Proximity to Major Employers

Regional employment anchors within a commutable radius include food distribution, life sciences, energy, and technology — a diversified base that can support renter demand and retention through varied wage bands. The employers below reflect nearby nodes likely to influence leasing in this part of North County and greater San Diego.

  • Sysco — food distribution (13.6 miles)
  • Gilead Sciences — biopharma (14.8 miles)
  • NRG Energy — energy (15.1 miles)
  • Qualcomm — semiconductor & wireless (18.3 miles) — HQ
  • Celgene Corporation — biotech (19.5 miles)
Why invest?

This 71-unit property in Escondido’s Urban Core benefits from a renter-heavy neighborhood, steady occupancy, and strong access to daily-needs retail — all supportive of durable multifamily demand.

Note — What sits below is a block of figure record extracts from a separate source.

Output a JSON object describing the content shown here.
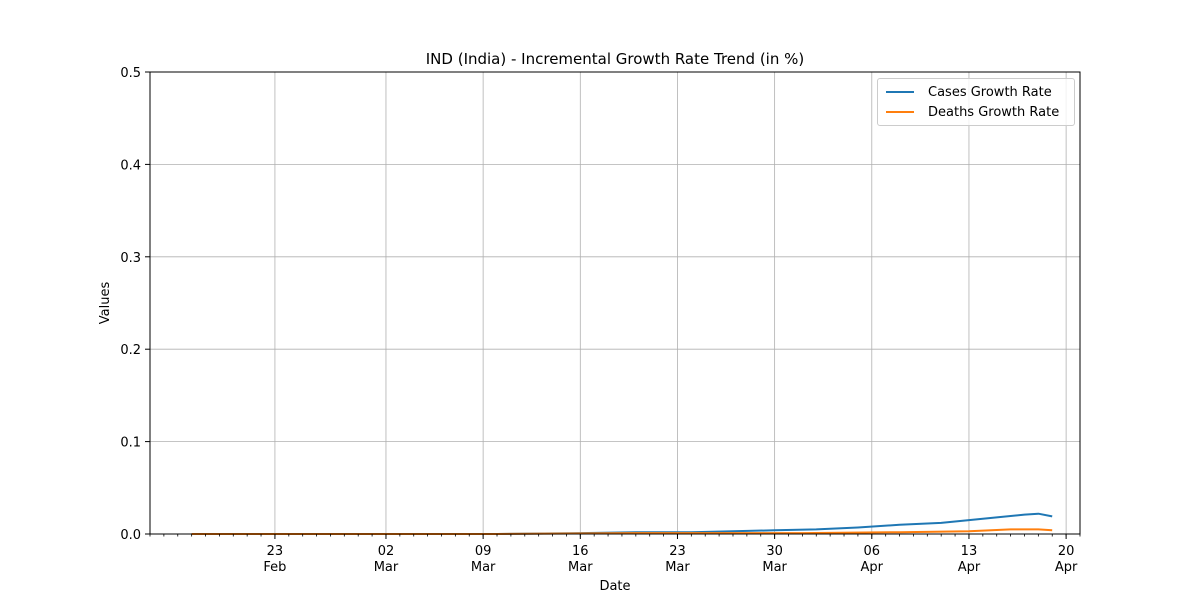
{
  "chart_data": {
    "type": "line",
    "title": "IND (India) - Incremental Growth Rate Trend (in %)",
    "xlabel": "Date",
    "ylabel": "Values",
    "x_range": [
      "2020-02-14",
      "2020-04-21"
    ],
    "ylim": [
      0,
      0.5
    ],
    "y_ticks": [
      0.0,
      0.1,
      0.2,
      0.3,
      0.4,
      0.5
    ],
    "y_tick_labels": [
      "0.0",
      "0.1",
      "0.2",
      "0.3",
      "0.4",
      "0.5"
    ],
    "x_ticks": [
      {
        "date": "2020-02-23",
        "day": "23",
        "month": "Feb"
      },
      {
        "date": "2020-03-02",
        "day": "02",
        "month": "Mar"
      },
      {
        "date": "2020-03-09",
        "day": "09",
        "month": "Mar"
      },
      {
        "date": "2020-03-16",
        "day": "16",
        "month": "Mar"
      },
      {
        "date": "2020-03-23",
        "day": "23",
        "month": "Mar"
      },
      {
        "date": "2020-03-30",
        "day": "30",
        "month": "Mar"
      },
      {
        "date": "2020-04-06",
        "day": "06",
        "month": "Apr"
      },
      {
        "date": "2020-04-13",
        "day": "13",
        "month": "Apr"
      },
      {
        "date": "2020-04-20",
        "day": "20",
        "month": "Apr"
      }
    ],
    "grid": true,
    "legend_position": "top-right",
    "series": [
      {
        "name": "Cases Growth Rate",
        "color": "#1f77b4",
        "points": [
          [
            "2020-02-17",
            0.0
          ],
          [
            "2020-03-01",
            0.0
          ],
          [
            "2020-03-10",
            0.0
          ],
          [
            "2020-03-16",
            0.001
          ],
          [
            "2020-03-20",
            0.002
          ],
          [
            "2020-03-24",
            0.002
          ],
          [
            "2020-03-27",
            0.003
          ],
          [
            "2020-03-30",
            0.004
          ],
          [
            "2020-04-02",
            0.005
          ],
          [
            "2020-04-05",
            0.007
          ],
          [
            "2020-04-08",
            0.01
          ],
          [
            "2020-04-11",
            0.012
          ],
          [
            "2020-04-13",
            0.015
          ],
          [
            "2020-04-15",
            0.018
          ],
          [
            "2020-04-17",
            0.021
          ],
          [
            "2020-04-18",
            0.022
          ],
          [
            "2020-04-19",
            0.019
          ]
        ]
      },
      {
        "name": "Deaths Growth Rate",
        "color": "#ff7f0e",
        "points": [
          [
            "2020-02-17",
            0.0
          ],
          [
            "2020-03-10",
            0.0
          ],
          [
            "2020-03-20",
            0.001
          ],
          [
            "2020-04-01",
            0.001
          ],
          [
            "2020-04-08",
            0.002
          ],
          [
            "2020-04-13",
            0.003
          ],
          [
            "2020-04-16",
            0.005
          ],
          [
            "2020-04-18",
            0.005
          ],
          [
            "2020-04-19",
            0.004
          ]
        ]
      }
    ]
  }
}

According to CRE market data from WDSuite, neighborhood occupancy sits favorably versus many U.S. areas, while the local share of renter-occupied units is high, broadening the tenant base and aiding renewal rates. The 1986 construction offers a modest age advantage versus nearby stock from 1980, creating potential to outperform older comparables with selective interior updates and building-systems modernization.

Market context is constructive but nuanced. Elevated ownership costs in the area reinforce reliance on rentals and can underpin pricing, yet rent-to-income levels signal affordability pressure for certain households — a factor for underwriting, lease management, and amenity strategy. Within a 3-mile radius, recent household growth and projected increases by 2028 point to a larger tenant base and support for occupancy stability, though operators should calibrate finishes and service levels to maintain retention.

  • Renter-heavy neighborhood and steady occupancy support leasing stability.
  • 1986 vintage presents value-add and systems modernization upside versus older local stock.
  • Strong daily-needs access (notably groceries and dining) enhances livability and retention.
  • Household growth within 3 miles expands the tenant base and supports occupancy.
  • Risk: affordability pressure and below-average safety metrics call for measured rent strategy and on-site security planning.